Dr. Gordon R. Hodas, Board Certified in Adult and Child Psychiatry, has been Statewide Child Psychiatric Consultant to the Pennsylvania Office of Mental Health and Substance Abuse Services (OMHSAS) in Harrisburg since 1992.  He has previously provided consultation and training in children’s mental health, including childhood trauma and the provision of trauma-informed care, for both Bucks County and Delaware County.  Dr. Hodas served as a school-based child and adolescent psychiatrist at the former Wordsworth Academy, an approved private school for students with academic and emotional challenges, from 1992-2019.  Dr. Hodas was formerly Clinical Professor of Psychiatry at the Pearlman School of Medicine at the University of Pennsylvania. 
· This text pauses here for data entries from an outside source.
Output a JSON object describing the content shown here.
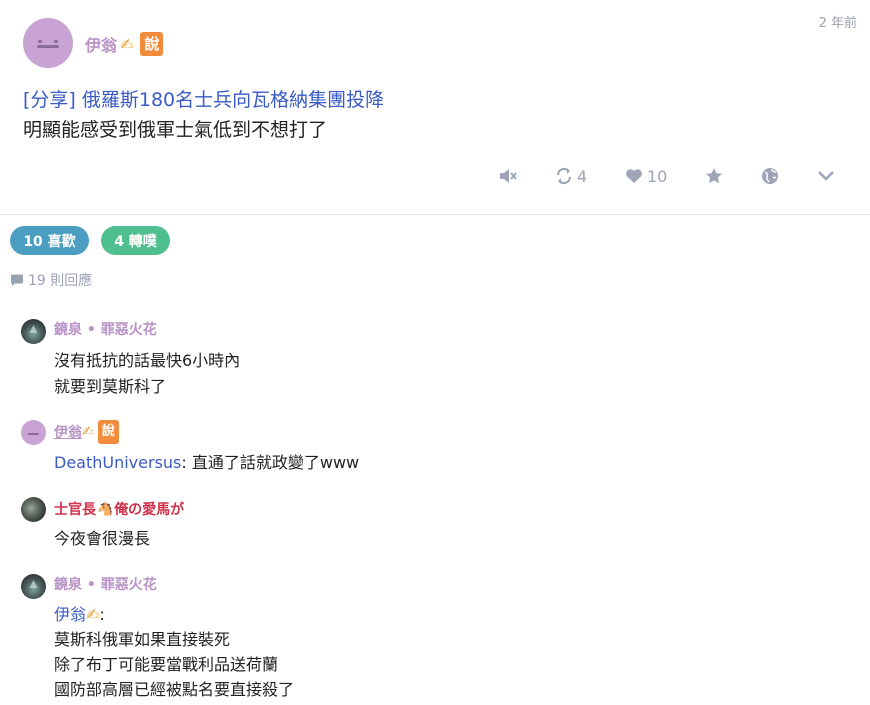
{
  "post": {
    "author": "伊翁",
    "author_emoji": "✍",
    "author_badge": "說",
    "time": "2 年前",
    "title": "[分享] 俄羅斯180名士兵向瓦格納集團投降",
    "body": "明顯能感受到俄軍士氣低到不想打了",
    "reblog_count": "4",
    "like_count": "10"
  },
  "colors": {
    "accent": "#3b5bc6",
    "name_purple": "#b892c4",
    "name_red": "#d0304a",
    "badge": "#f28c3c",
    "likes_pill": "#4b9ec0",
    "reblogs_pill": "#4fbf8f",
    "muted": "#9ea5b8"
  },
  "stats": {
    "likes_label": "10 喜歡",
    "reblogs_label": "4 轉噗",
    "replies_label": "19 則回應"
  },
  "comments": [
    {
      "name": "鏡泉 • 罪惡火花",
      "lines": [
        "沒有抵抗的話最快6小時內",
        "就要到莫斯科了"
      ]
    },
    {
      "name": "伊翁",
      "emoji": "✍",
      "badge": "說",
      "mention": "DeathUniversus",
      "text": ": 直通了話就政變了www"
    },
    {
      "name_a": "士官長",
      "horse": "🐴",
      "name_b": "俺の愛馬が",
      "lines": [
        "今夜會很漫長"
      ]
    },
    {
      "name": "鏡泉 • 罪惡火花",
      "mention": "伊翁",
      "emoji": "✍",
      "suffix": ":",
      "lines": [
        "莫斯科俄軍如果直接裝死",
        "除了布丁可能要當戰利品送荷蘭",
        "國防部高層已經被點名要直接殺了"
      ]
    }
  ],
  "icons": [
    "mute-icon",
    "reblog-icon",
    "heart-icon",
    "star-icon",
    "globe-icon",
    "chevron-down-icon",
    "comment-icon"
  ]
}
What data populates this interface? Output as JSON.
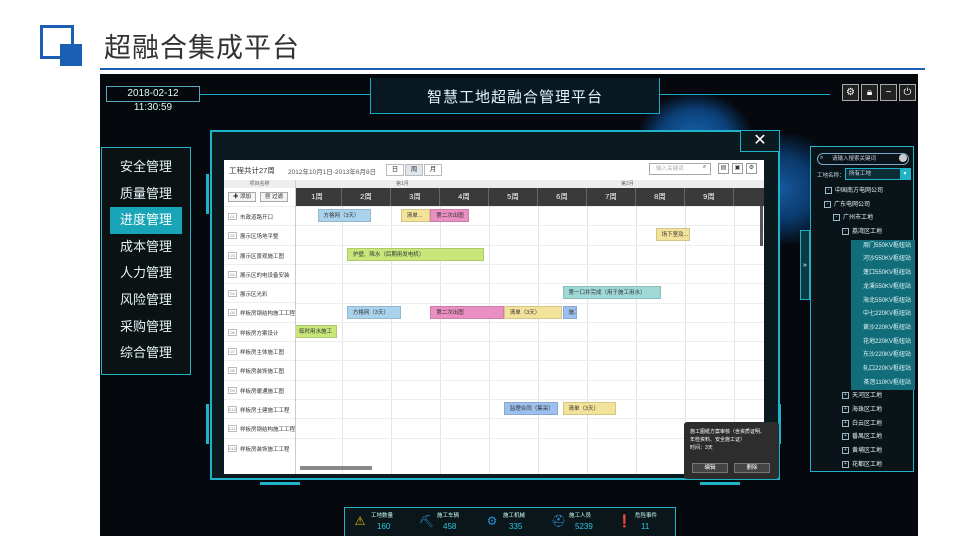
{
  "slide": {
    "title": "超融合集成平台"
  },
  "app": {
    "datetime": "2018-02-12   11:30:59",
    "title": "智慧工地超融合管理平台",
    "nav": [
      "安全管理",
      "质量管理",
      "进度管理",
      "成本管理",
      "人力管理",
      "风险管理",
      "采购管理",
      "综合管理"
    ],
    "nav_active": 2
  },
  "gantt": {
    "title": "工程共计27周",
    "range": "2012年10月1日-2013年6月8日",
    "view_buttons": [
      "日",
      "周",
      "月"
    ],
    "search_placeholder": "输入关键词",
    "name_header": "项目名称",
    "add_label": "添加",
    "filter_label": "过滤",
    "months": [
      "第1月",
      "第2月"
    ],
    "weeks": [
      "1周",
      "2周",
      "3周",
      "4周",
      "5周",
      "6周",
      "7周",
      "8周",
      "9周"
    ],
    "rows": [
      {
        "num": "01",
        "name": "市政道路开口"
      },
      {
        "num": "02",
        "name": "展示区场地平整"
      },
      {
        "num": "03",
        "name": "展示区景观施工图"
      },
      {
        "num": "04",
        "name": "展示区的电设备安装"
      },
      {
        "num": "04",
        "name": "展示区光彩"
      },
      {
        "num": "05",
        "name": "样板房钢结构施工工程"
      },
      {
        "num": "06",
        "name": "样板房方案设计"
      },
      {
        "num": "07",
        "name": "样板房主体施工图"
      },
      {
        "num": "08",
        "name": "样板房装饰施工图"
      },
      {
        "num": "09",
        "name": "样板房暖通施工图"
      },
      {
        "num": "010",
        "name": "样板房土建施工工程"
      },
      {
        "num": "011",
        "name": "样板房钢结构施工工程"
      },
      {
        "num": "012",
        "name": "样板房装饰施工工程"
      }
    ],
    "bars": [
      {
        "row": 0,
        "start": 0.5,
        "len": 1.1,
        "color": "blue",
        "text": "方格网（3天）"
      },
      {
        "row": 0,
        "start": 2.2,
        "len": 0.6,
        "color": "yellow",
        "text": "清单..."
      },
      {
        "row": 0,
        "start": 2.8,
        "len": 0.8,
        "color": "pink",
        "text": "第二次出图"
      },
      {
        "row": 1,
        "start": 7.4,
        "len": 0.7,
        "color": "yellow",
        "text": "场下室及..."
      },
      {
        "row": 2,
        "start": 1.1,
        "len": 2.8,
        "color": "green",
        "text": "护壁、降水（后期用发电机）"
      },
      {
        "row": 4,
        "start": 5.5,
        "len": 2.0,
        "color": "teal",
        "text": "第一口井完成（用于施工用水）"
      },
      {
        "row": 5,
        "start": 1.1,
        "len": 1.1,
        "color": "blue",
        "text": "方格网（3天）"
      },
      {
        "row": 5,
        "start": 2.8,
        "len": 1.5,
        "color": "pink",
        "text": "第二次出图"
      },
      {
        "row": 5,
        "start": 4.3,
        "len": 1.2,
        "color": "yellow",
        "text": "清单（3天）"
      },
      {
        "row": 5,
        "start": 5.5,
        "len": 0.3,
        "color": "lblue",
        "text": "施工..."
      },
      {
        "row": 6,
        "start": 0.0,
        "len": 0.9,
        "color": "green",
        "text": "临时用水施工"
      },
      {
        "row": 10,
        "start": 4.3,
        "len": 1.1,
        "color": "lblue",
        "text": "监理合同（集采）"
      },
      {
        "row": 10,
        "start": 5.5,
        "len": 1.1,
        "color": "yellow",
        "text": "清单（3天）"
      }
    ],
    "popup": {
      "line1": "施工图纸方案审核（含资质证明、",
      "line2": "年检资料、安全施工证）",
      "line3": "时间：3天",
      "edit": "编辑",
      "delete": "删除"
    }
  },
  "tree": {
    "search_placeholder": "请输入搜索关键词",
    "site_label": "工地名称：",
    "site_value": "所有工地",
    "nodes": [
      {
        "level": 0,
        "text": "中国南方电网公司",
        "toggle": "-"
      },
      {
        "level": 1,
        "text": "广东电网公司",
        "toggle": "-"
      },
      {
        "level": 2,
        "text": "广州市工地",
        "toggle": "-"
      },
      {
        "level": 3,
        "text": "荔湾区工地",
        "toggle": "-"
      },
      {
        "level": 4,
        "text": "周门550KV枢纽站"
      },
      {
        "level": 4,
        "text": "河沙550KV枢纽站"
      },
      {
        "level": 4,
        "text": "蓬口550KV枢纽站"
      },
      {
        "level": 4,
        "text": "龙溪550KV枢纽站"
      },
      {
        "level": 4,
        "text": "海北550KV枢纽站"
      },
      {
        "level": 4,
        "text": "中七220KV枢纽站"
      },
      {
        "level": 4,
        "text": "黄沙220KV枢纽站"
      },
      {
        "level": 4,
        "text": "花地220KV枢纽站"
      },
      {
        "level": 4,
        "text": "东沙220KV枢纽站"
      },
      {
        "level": 4,
        "text": "轧口220KV枢纽站"
      },
      {
        "level": 4,
        "text": "茶滘110KV枢纽站"
      },
      {
        "level": 3,
        "text": "天河区工地",
        "toggle": "+"
      },
      {
        "level": 3,
        "text": "海珠区工地",
        "toggle": "+"
      },
      {
        "level": 3,
        "text": "白云区工地",
        "toggle": "+"
      },
      {
        "level": 3,
        "text": "番禺区工地",
        "toggle": "+"
      },
      {
        "level": 3,
        "text": "黄埔区工地",
        "toggle": "+"
      },
      {
        "level": 3,
        "text": "花都区工地",
        "toggle": "+"
      }
    ]
  },
  "stats": [
    {
      "label": "工地数量",
      "value": "160",
      "icon": "warning-icon"
    },
    {
      "label": "施工车辆",
      "value": "458",
      "icon": "excavator-icon"
    },
    {
      "label": "施工机械",
      "value": "335",
      "icon": "machine-icon"
    },
    {
      "label": "施工人员",
      "value": "5239",
      "icon": "worker-icon"
    },
    {
      "label": "危险事件",
      "value": "11",
      "icon": "alert-icon"
    }
  ],
  "colors": {
    "accent": "#1eb3c9",
    "brand": "#1a5fb4",
    "active_nav": "#19a5b8",
    "value": "#29c6e0"
  }
}
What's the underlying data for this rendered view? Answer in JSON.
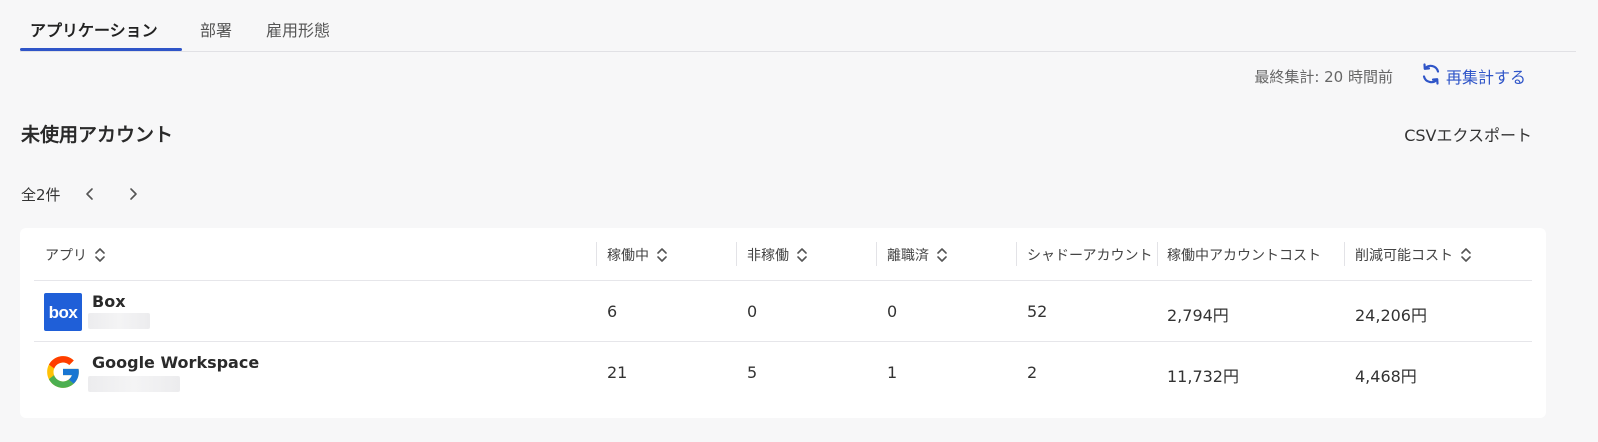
{
  "tabs": [
    {
      "label": "アプリケーション",
      "active": true
    },
    {
      "label": "部署",
      "active": false
    },
    {
      "label": "雇用形態",
      "active": false
    }
  ],
  "header": {
    "last_aggregated": "最終集計: 20 時間前",
    "recalc_label": "再集計する"
  },
  "section": {
    "title": "未使用アカウント",
    "csv_export_label": "CSVエクスポート",
    "count_label": "全2件"
  },
  "table": {
    "columns": [
      "アプリ",
      "稼働中",
      "非稼働",
      "離職済",
      "シャドーアカウント",
      "稼働中アカウントコスト",
      "削減可能コスト"
    ],
    "rows": [
      {
        "app": "Box",
        "icon": "box-logo-icon",
        "active": "6",
        "inactive": "0",
        "left": "0",
        "shadow": "52",
        "active_cost": "2,794円",
        "savable_cost": "24,206円"
      },
      {
        "app": "Google Workspace",
        "icon": "google-logo-icon",
        "active": "21",
        "inactive": "5",
        "left": "1",
        "shadow": "2",
        "active_cost": "11,732円",
        "savable_cost": "4,468円"
      }
    ]
  },
  "colors": {
    "accent": "#2f55c8",
    "box_brand": "#1f5fd8",
    "background": "#f7f7f8",
    "card": "#ffffff"
  }
}
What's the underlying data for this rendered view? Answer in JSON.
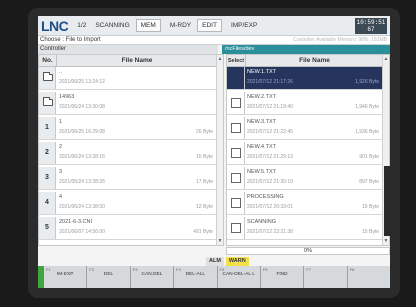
{
  "header": {
    "logo": "LNC",
    "page": "1/2",
    "mode": "SCANNING",
    "mem": "MEM",
    "status": "M-RDY",
    "edit": "EDIT",
    "impexp": "IMP/EXP",
    "clock_time": "10:59:51",
    "clock_sub": "67"
  },
  "title": "Choose : File to Import",
  "title_ghost": "Controller Available Memory: 98%, 152MB",
  "left_panel": {
    "label": "Controller",
    "col_no": "No.",
    "col_name": "File Name",
    "rows": [
      {
        "num": "",
        "icon": "folder",
        "name": "..",
        "date": "2021/06/25 13:24:12",
        "size": ""
      },
      {
        "num": "",
        "icon": "folder",
        "name": "14963",
        "date": "2021/06/24 13:30:08",
        "size": ""
      },
      {
        "num": "1",
        "icon": "",
        "name": "1",
        "date": "2021/06/25 16:29:08",
        "size": "26 Byte"
      },
      {
        "num": "2",
        "icon": "",
        "name": "2",
        "date": "2021/06/24 13:28:16",
        "size": "15 Byte"
      },
      {
        "num": "3",
        "icon": "",
        "name": "3",
        "date": "2021/05/24 13:28:26",
        "size": "17 Byte"
      },
      {
        "num": "4",
        "icon": "",
        "name": "4",
        "date": "2021/06/24 13:38:00",
        "size": "12 Byte"
      },
      {
        "num": "5",
        "icon": "",
        "name": "2021-6-3.CNI",
        "date": "2021/06/07 14:56:00",
        "size": "491 Byte"
      }
    ]
  },
  "right_panel": {
    "label": "/ncFiles/dev",
    "col_select": "Select",
    "col_name": "File Name",
    "rows": [
      {
        "name": "NEW.1.TXT",
        "date": "2021/07/12 21:17:26",
        "size": "1,926 Byte",
        "selected": true
      },
      {
        "name": "NEW.2.TXT",
        "date": "2021/07/12 21:19:40",
        "size": "1,946 Byte",
        "selected": false
      },
      {
        "name": "NEW.3.TXT",
        "date": "2021/07/12 21:22:45",
        "size": "1,936 Byte",
        "selected": false
      },
      {
        "name": "NEW.4.TXT",
        "date": "2021/07/12 21:29:13",
        "size": "901 Byte",
        "selected": false
      },
      {
        "name": "NEW.5.TXT",
        "date": "2021/07/12 21:30:10",
        "size": "897 Byte",
        "selected": false
      },
      {
        "name": "PROCESSING",
        "date": "2021/07/12 20:33:01",
        "size": "15 Byte",
        "selected": false
      },
      {
        "name": "SCANNING",
        "date": "2021/07/12 22:21:38",
        "size": "15 Byte",
        "selected": false
      }
    ]
  },
  "progress": {
    "label": "0%",
    "value": 0
  },
  "alarms": {
    "alm": "ALM",
    "warn": "WARN"
  },
  "softkeys": [
    {
      "fn": "F1",
      "label": "IM-EXP"
    },
    {
      "fn": "F2",
      "label": "DEL"
    },
    {
      "fn": "F3",
      "label": "CAN.DEL"
    },
    {
      "fn": "F4",
      "label": "DEL-ALL"
    },
    {
      "fn": "F5",
      "label": "CAN-DEL-AL L"
    },
    {
      "fn": "F6",
      "label": "FIND"
    },
    {
      "fn": "F7",
      "label": ""
    },
    {
      "fn": "F8",
      "label": ""
    }
  ],
  "colors": {
    "accent": "#2a8f9a",
    "selected_row": "#25355e",
    "warn": "#f3e04a",
    "logo": "#1f4d8a"
  }
}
For many years, Dr. Hodas wrote many columns under the theme of “Children’s Mental Health Matters” for the now inactive PArecovery.org, a website operated by OMHSAS.  These columns addressed children’s behavioral health from a public health perspective.  Specific columns published on this address the following topics: trauma and trauma-informed care, youth suicidality, fetal alcohol spectrum disorders (FASD), strengths-based treatment, youth and family empowerment, wellness and resilience, and the need to promote healthy attachments between caregivers and children.

Dr. Hodas is a published songwriter, who uses music and poetry to engage and motivate children and families. In 1992, he published an audiotape of original songs to promote coping by children.  Dr. Hodas, the father of three adult children, lives in Philadelphia with Barbara, his wife of 50 years.